DAİREMİZ KARARI: Dairemiz 06/03/2020 tarihli, 2017/4205E.-2020607K. Sayılı kararı ile; “…Anayasa’nın 141/3 ve HMK’nun 297 vd. maddeleri uyarınca mahkeme kararları gerekçeli olmak zorundadır. İlk derece mahkemesince bilirkişi raporunun hükme esas alındığı belirtilmiş ise de, yargılama sırasında alınan 14/02/2014 tarihli bilirkişi raporunda; davanın kabulü ya da reddi yolunda herhangi bir görüş ve kanaat belirtilmediğinden karar bu haliyle gerekçesizdir.
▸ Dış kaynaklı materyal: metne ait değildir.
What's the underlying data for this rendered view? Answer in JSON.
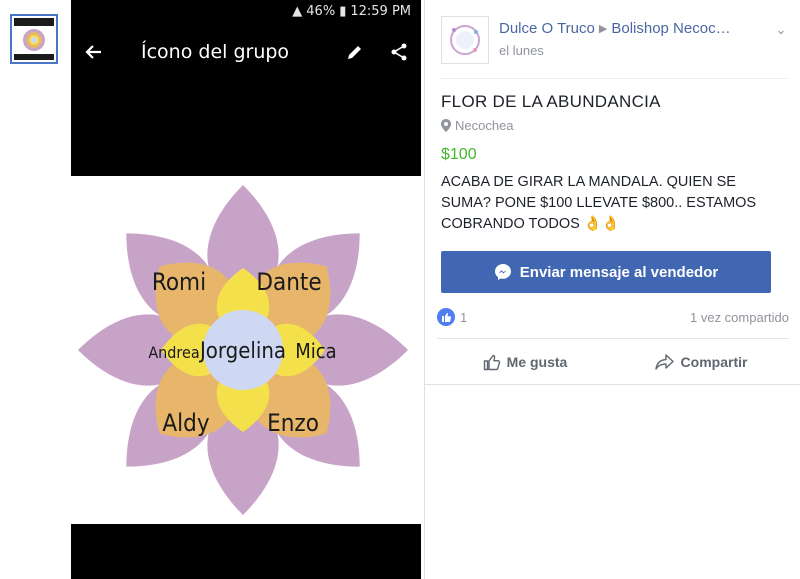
{
  "phone": {
    "status": {
      "battery": "46%",
      "time": "12:59 PM"
    },
    "appbar": {
      "title": "Ícono del grupo"
    },
    "mandala": {
      "center_name": "Jorgelina",
      "names": [
        "Romi",
        "Dante",
        "Andrea",
        "Mica",
        "Aldy",
        "Enzo"
      ]
    }
  },
  "store": {
    "seller": "Dulce O Truco",
    "group": "Bolishop Necoc…",
    "time": "el lunes"
  },
  "listing": {
    "title": "FLOR DE LA ABUNDANCIA",
    "location": "Necochea",
    "price": "$100",
    "description": "ACABA DE GIRAR LA MANDALA. QUIEN SE SUMA? PONE $100 LLEVATE $800.. ESTAMOS COBRANDO TODOS 👌👌"
  },
  "actions": {
    "message_button": "Enviar mensaje al vendedor",
    "like_count": "1",
    "shares": "1 vez compartido",
    "like": "Me gusta",
    "share": "Compartir"
  },
  "colors": {
    "accent": "#4267b2",
    "price": "#42b72a",
    "petal_outer": "#c8a3c8",
    "petal_middle": "#e7b66b",
    "petal_inner": "#f4e04a",
    "center": "#cfd8f3"
  }
}
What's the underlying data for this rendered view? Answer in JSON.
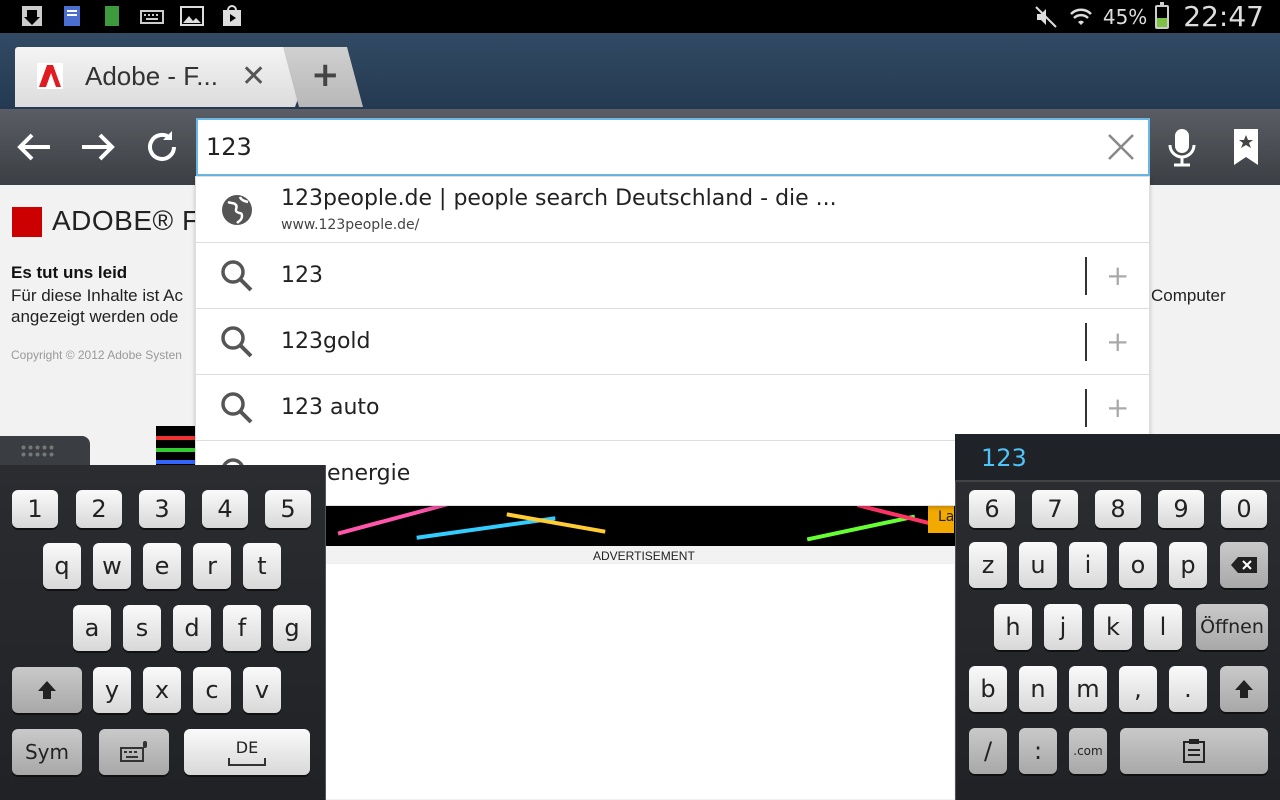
{
  "status_bar": {
    "battery_percent": "45%",
    "clock": "22:47",
    "left_icons": [
      "download-icon",
      "notes-icon",
      "book-icon",
      "keyboard-icon",
      "gallery-icon",
      "play-store-icon"
    ],
    "right_icons": [
      "mute-icon",
      "wifi-icon",
      "battery-icon"
    ],
    "battery_level": 0.45
  },
  "tabs": {
    "active_title": "Adobe - F...",
    "close_glyph": "✕",
    "new_tab_glyph": "+"
  },
  "toolbar": {
    "url_value": "123"
  },
  "page": {
    "flash_brand": "ADOBE® FLA",
    "sorry_heading": "Es tut uns leid",
    "sorry_line1": "Für diese Inhalte ist Ac",
    "sorry_line2": "angezeigt werden ode",
    "sorry_right": "Computer",
    "copyright": "Copyright © 2012 Adobe Systen",
    "ad_caption": "ADVERTISEMENT",
    "ad_tag": "La"
  },
  "suggestions": [
    {
      "type": "history",
      "title": "123people.de | people search Deutschland - die ...",
      "url": "www.123people.de/"
    },
    {
      "type": "search",
      "text": "123"
    },
    {
      "type": "search",
      "text": "123gold"
    },
    {
      "type": "search",
      "text": "123 auto"
    },
    {
      "type": "search",
      "text": "energie"
    }
  ],
  "keyboard": {
    "candidate": "123",
    "left_rows": {
      "numbers": [
        "1",
        "2",
        "3",
        "4",
        "5"
      ],
      "row1": [
        "q",
        "w",
        "e",
        "r",
        "t"
      ],
      "row2": [
        "a",
        "s",
        "d",
        "f",
        "g"
      ],
      "row3": [
        "y",
        "x",
        "c",
        "v"
      ],
      "sym": "Sym",
      "lang": "DE"
    },
    "right_rows": {
      "numbers": [
        "6",
        "7",
        "8",
        "9",
        "0"
      ],
      "row1": [
        "z",
        "u",
        "i",
        "o",
        "p"
      ],
      "row2": [
        "h",
        "j",
        "k",
        "l"
      ],
      "open": "Öffnen",
      "row3": [
        "b",
        "n",
        "m",
        ",",
        "."
      ],
      "slash": "/",
      "colon": ":",
      "dotcom": ".com"
    }
  }
}
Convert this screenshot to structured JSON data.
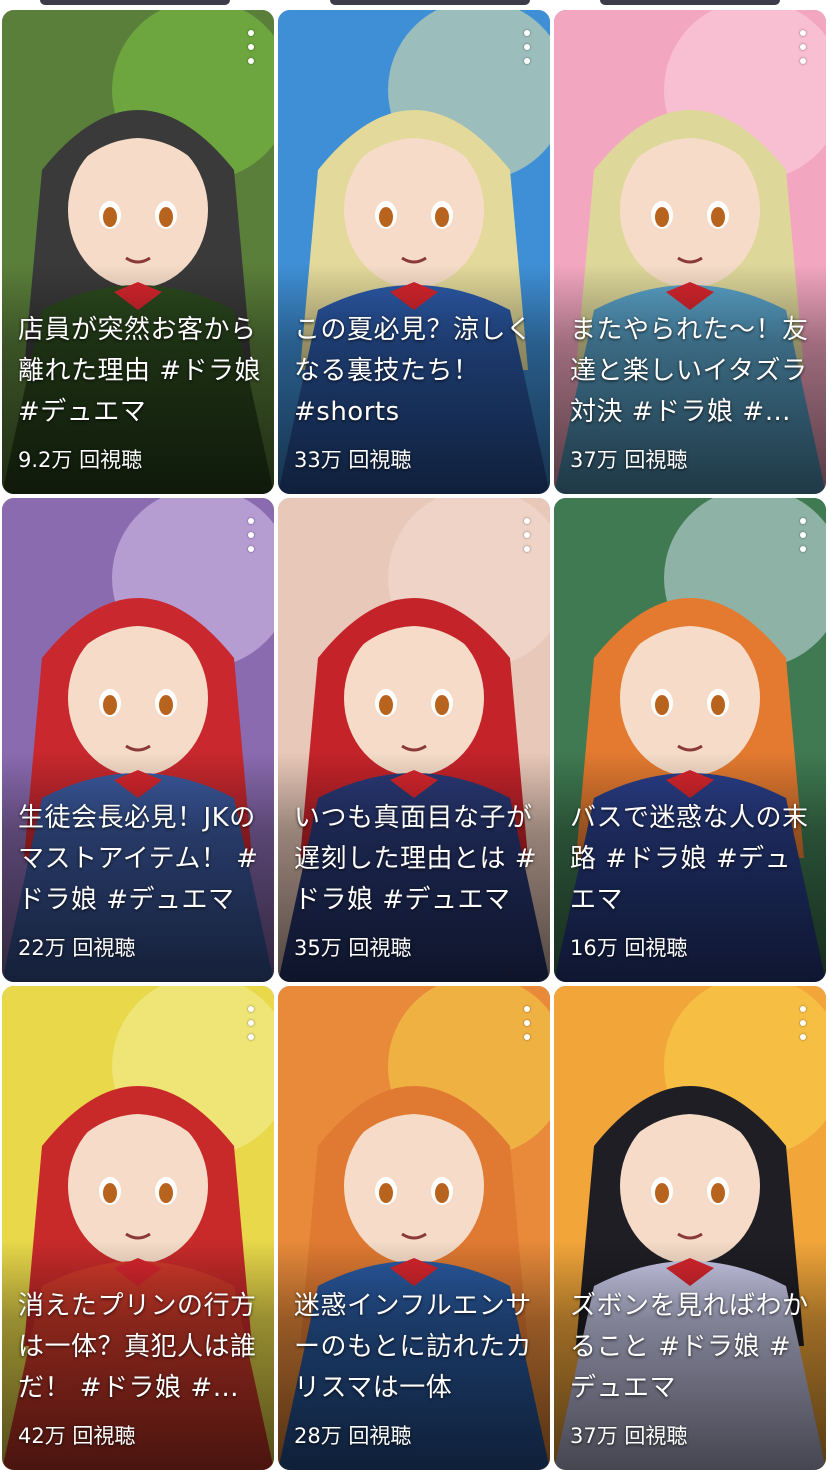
{
  "videos": [
    {
      "title": "店員が突然お客から離れた理由 #ドラ娘 #デュエマ",
      "views": "9.2万 回視聴",
      "colors": {
        "bg": "#5a7f3a",
        "accent": "#7ec644",
        "hair": "#3a3a3a",
        "sub": "#2c4a1e"
      }
    },
    {
      "title": "この夏必見？涼しくなる裏技たち！ #shorts",
      "views": "33万 回視聴",
      "colors": {
        "bg": "#3f8fd6",
        "accent": "#e8e4a8",
        "hair": "#e2d99a",
        "sub": "#2c5aa8"
      }
    },
    {
      "title": "またやられた〜！友達と楽しいイタズラ対決 #ドラ娘 #デュエマ",
      "views": "37万 回視聴",
      "colors": {
        "bg": "#f3a6c0",
        "accent": "#fbd2de",
        "hair": "#ddd79a",
        "sub": "#5aa2c8"
      }
    },
    {
      "title": "生徒会長必見！JKのマストアイテム！ #ドラ娘 #デュエマ",
      "views": "22万 回視聴",
      "colors": {
        "bg": "#8a6bb0",
        "accent": "#d9c6ee",
        "hair": "#c8282e",
        "sub": "#3c5aa0"
      }
    },
    {
      "title": "いつも真面目な子が遅刻した理由とは #ドラ娘 #デュエマ",
      "views": "35万 回視聴",
      "colors": {
        "bg": "#e8c8b8",
        "accent": "#f2ddd2",
        "hair": "#c4232a",
        "sub": "#2a3a78"
      }
    },
    {
      "title": "バスで迷惑な人の末路 #ドラ娘 #デュエマ",
      "views": "16万 回視聴",
      "colors": {
        "bg": "#3f7a52",
        "accent": "#cfe0ea",
        "hair": "#e37a30",
        "sub": "#2a3f8a"
      }
    },
    {
      "title": "消えたプリンの行方は一体？真犯人は誰だ！ #ドラ娘 #デュエマ",
      "views": "42万 回視聴",
      "colors": {
        "bg": "#e8d84a",
        "accent": "#f4ee9a",
        "hair": "#c82a2a",
        "sub": "#d23a2a"
      }
    },
    {
      "title": "迷惑インフルエンサーのもとに訪れたカリスマは一体",
      "views": "28万 回視聴",
      "colors": {
        "bg": "#e88a3a",
        "accent": "#f5d24a",
        "hair": "#e07a32",
        "sub": "#2a5aa0"
      }
    },
    {
      "title": "ズボンを見ればわかること #ドラ娘 #デュエマ",
      "views": "37万 回視聴",
      "colors": {
        "bg": "#f2a63a",
        "accent": "#f9d34c",
        "hair": "#1e1e24",
        "sub": "#c8c8e8"
      }
    }
  ]
}
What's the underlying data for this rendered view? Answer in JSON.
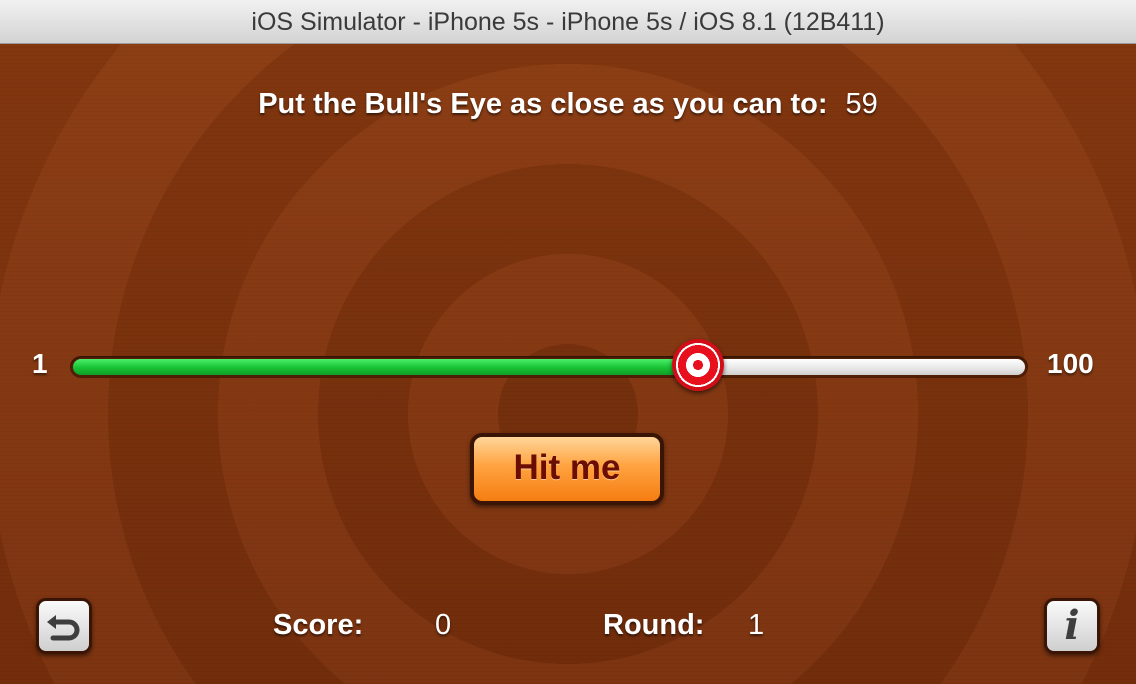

Kabul şekli itibariyle de hükme esas alındığı belirtilen bilirkişi raporunun 7.maddesinde ve 10.maddesinde; bir kısım eksikliklerden bahsedilerek bunların tamamlanması ve sunulması halinde yeniden ek rapor verilebileceği belirtilmiş olup mahkemenin bu eksiklikleri giderip bilirkişiden ek rapor almaksızın karar vermesi usule aykırıdır. Açıklanan bu husus gözetildiğinde davalı … vekilinin istinaf talebinin esasa dair yönler incelenmeksizin kabulü…” şeklinde karar verilmiştir.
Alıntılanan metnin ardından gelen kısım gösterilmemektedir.